Sequence- and structure-based approaches to deciphering enzyme evolution in the Haloalkonoate Dehalogenase superfamily
MetadataShow full item record
Understanding how changes in functional requirements of the cell select for changes in protein sequence and structure is a fundamental challenge in molecular evolution. This dissertation delineates some of the underlying evolutionary forces using as a model system, the Haloalkanoate Dehalogenase Superfamily (HADSF). HADSF members have unique cap-core architecture with the Rossmann-fold core domain accessorized by variable cap domain insertions (delineated by length, topology, and point of insertion). To identify the boundaries of variable domain insertions in protein sequences, I have developed a comprehensive computational strategy (CapPredictor or CP) using a novel sequence alignment algorithm in conjunction with a structure-guided sequence profile.

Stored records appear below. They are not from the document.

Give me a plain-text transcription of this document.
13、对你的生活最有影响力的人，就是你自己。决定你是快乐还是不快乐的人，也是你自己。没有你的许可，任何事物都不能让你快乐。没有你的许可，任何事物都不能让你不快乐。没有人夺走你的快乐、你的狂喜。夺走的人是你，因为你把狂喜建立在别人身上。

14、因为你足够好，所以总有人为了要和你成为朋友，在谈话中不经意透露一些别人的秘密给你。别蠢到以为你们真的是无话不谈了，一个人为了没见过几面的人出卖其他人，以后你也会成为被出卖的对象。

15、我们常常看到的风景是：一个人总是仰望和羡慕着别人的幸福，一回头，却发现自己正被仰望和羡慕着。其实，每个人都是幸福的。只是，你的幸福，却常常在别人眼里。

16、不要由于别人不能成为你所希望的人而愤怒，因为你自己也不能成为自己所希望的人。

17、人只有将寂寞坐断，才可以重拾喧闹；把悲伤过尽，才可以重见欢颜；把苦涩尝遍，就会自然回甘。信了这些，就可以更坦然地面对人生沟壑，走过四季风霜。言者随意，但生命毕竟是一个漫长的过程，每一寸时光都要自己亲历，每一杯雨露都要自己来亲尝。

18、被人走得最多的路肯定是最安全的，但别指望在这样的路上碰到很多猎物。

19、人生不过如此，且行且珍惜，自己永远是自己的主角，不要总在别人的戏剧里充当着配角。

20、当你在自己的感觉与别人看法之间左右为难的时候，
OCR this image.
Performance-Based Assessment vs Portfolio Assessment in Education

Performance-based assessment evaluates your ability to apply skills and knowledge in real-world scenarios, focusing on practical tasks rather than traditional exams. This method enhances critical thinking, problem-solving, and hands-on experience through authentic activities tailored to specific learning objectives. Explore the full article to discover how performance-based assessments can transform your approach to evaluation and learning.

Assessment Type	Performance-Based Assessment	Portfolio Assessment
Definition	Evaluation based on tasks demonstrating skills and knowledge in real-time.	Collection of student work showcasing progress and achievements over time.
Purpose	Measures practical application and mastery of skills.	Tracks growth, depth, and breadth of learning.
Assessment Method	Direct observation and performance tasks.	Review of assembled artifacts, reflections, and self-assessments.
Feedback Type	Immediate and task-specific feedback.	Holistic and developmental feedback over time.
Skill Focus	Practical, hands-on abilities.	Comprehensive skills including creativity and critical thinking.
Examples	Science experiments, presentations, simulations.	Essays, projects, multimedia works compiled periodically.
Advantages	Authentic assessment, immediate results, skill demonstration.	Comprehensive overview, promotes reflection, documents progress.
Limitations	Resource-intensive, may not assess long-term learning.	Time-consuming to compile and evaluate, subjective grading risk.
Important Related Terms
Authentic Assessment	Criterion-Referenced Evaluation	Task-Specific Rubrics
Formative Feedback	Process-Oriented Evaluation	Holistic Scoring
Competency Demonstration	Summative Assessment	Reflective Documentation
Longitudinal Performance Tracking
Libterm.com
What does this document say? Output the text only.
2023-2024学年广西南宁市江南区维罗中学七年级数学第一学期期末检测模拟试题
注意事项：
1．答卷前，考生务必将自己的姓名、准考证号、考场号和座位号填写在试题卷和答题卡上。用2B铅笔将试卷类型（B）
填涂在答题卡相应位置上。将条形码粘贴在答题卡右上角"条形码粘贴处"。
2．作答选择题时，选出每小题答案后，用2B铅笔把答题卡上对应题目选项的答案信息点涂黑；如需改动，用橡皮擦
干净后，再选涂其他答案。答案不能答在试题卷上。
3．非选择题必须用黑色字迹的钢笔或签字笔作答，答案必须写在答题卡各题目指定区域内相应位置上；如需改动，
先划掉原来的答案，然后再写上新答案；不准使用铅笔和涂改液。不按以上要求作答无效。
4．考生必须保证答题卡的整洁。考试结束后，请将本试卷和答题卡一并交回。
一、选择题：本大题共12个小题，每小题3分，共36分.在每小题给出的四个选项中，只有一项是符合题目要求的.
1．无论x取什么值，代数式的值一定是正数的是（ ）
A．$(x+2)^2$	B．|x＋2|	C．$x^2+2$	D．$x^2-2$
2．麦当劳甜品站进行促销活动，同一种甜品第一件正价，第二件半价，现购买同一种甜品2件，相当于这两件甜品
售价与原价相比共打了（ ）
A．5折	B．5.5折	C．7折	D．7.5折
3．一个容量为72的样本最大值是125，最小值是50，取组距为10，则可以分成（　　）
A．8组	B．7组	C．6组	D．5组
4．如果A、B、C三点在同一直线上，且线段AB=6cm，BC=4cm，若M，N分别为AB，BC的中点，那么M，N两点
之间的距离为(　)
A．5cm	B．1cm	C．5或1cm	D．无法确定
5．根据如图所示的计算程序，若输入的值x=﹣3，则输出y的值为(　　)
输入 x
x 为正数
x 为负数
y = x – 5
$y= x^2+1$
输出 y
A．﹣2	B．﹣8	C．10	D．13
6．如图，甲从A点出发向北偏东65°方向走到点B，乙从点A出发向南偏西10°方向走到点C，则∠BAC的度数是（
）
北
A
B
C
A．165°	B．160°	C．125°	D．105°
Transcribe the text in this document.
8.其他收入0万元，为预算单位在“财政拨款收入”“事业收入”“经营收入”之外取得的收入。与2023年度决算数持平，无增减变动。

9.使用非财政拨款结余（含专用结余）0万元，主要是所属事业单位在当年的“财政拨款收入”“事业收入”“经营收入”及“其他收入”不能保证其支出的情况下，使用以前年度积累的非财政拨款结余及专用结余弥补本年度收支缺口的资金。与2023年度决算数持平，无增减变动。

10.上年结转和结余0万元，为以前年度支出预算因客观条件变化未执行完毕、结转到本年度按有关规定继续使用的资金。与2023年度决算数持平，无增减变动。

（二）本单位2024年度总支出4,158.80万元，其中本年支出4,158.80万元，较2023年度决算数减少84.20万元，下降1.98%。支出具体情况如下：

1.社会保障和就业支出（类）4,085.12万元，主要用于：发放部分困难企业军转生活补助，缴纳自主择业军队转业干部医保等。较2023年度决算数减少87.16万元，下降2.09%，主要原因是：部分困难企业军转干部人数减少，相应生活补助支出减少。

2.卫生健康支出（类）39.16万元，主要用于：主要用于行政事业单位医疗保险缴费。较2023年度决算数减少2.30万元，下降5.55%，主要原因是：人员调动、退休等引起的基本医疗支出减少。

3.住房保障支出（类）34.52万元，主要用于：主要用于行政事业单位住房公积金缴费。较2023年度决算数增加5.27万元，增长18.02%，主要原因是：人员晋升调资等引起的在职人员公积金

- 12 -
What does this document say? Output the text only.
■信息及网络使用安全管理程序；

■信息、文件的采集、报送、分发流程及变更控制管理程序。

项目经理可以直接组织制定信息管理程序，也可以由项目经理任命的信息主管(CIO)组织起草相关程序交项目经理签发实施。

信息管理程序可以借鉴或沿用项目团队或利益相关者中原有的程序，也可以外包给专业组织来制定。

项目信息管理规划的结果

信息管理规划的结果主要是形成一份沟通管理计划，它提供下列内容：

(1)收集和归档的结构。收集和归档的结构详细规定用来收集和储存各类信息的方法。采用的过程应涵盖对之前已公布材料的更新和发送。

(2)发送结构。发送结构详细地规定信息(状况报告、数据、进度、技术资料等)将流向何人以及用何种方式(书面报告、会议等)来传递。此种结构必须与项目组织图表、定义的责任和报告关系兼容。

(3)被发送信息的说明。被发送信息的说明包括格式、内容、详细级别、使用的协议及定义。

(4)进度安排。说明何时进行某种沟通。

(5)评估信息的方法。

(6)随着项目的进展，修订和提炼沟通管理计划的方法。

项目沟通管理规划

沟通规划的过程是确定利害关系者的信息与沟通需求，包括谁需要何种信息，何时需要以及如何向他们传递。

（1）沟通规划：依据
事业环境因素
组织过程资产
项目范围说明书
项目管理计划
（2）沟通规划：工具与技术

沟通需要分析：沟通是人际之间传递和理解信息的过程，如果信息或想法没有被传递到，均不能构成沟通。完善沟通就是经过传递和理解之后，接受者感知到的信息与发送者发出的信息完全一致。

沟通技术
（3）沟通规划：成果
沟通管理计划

Analysis of more than 40,000 HADSF sequences led to the following observations: (i) cap-type classes exhibit similar distributions across different phyla, indicating existence of all cap-types in the last universal common ancestor, and (ii) comparative analysis of the predicted cap-type and functional diversity indicated that cap-type does not dictate the divergence of substrate recognition and chemical pathway, and hence biological function. By analyzing a unique dataset of core- and cap-domain-only protein structures, I investigated the consequences of the accessory cap domain on the sequence-structure relationship of the core domain. The relationship between sequence and structure divergence in the core fold was shown to be monotonic and independent of the corresponding cap type. However, core domains with the same cap type bore a greater similarity than the core domains with different cap types, suggesting coevolution of the cap and core domains. Remarkably, a few degrees of freedom are needed to describe the structural diversity in the Rossmann fold accounting for the majority of the observed structural variance. Finally, I examined the location and role of conserved residue positions and co-evolving residue pairs in the core domain in the context of the cap domain. Positions critical for function were conserved while non-conserved positions mapped to highly mobile regions. Notably, we found exponential dependence of co-variance on inter-residue distance. Collectively, these novel algorithms and analyses contribute to an improved understanding of enzyme evolution, especially in the context of the use of domain insertions to expand substrate specificity and chemical mechanism.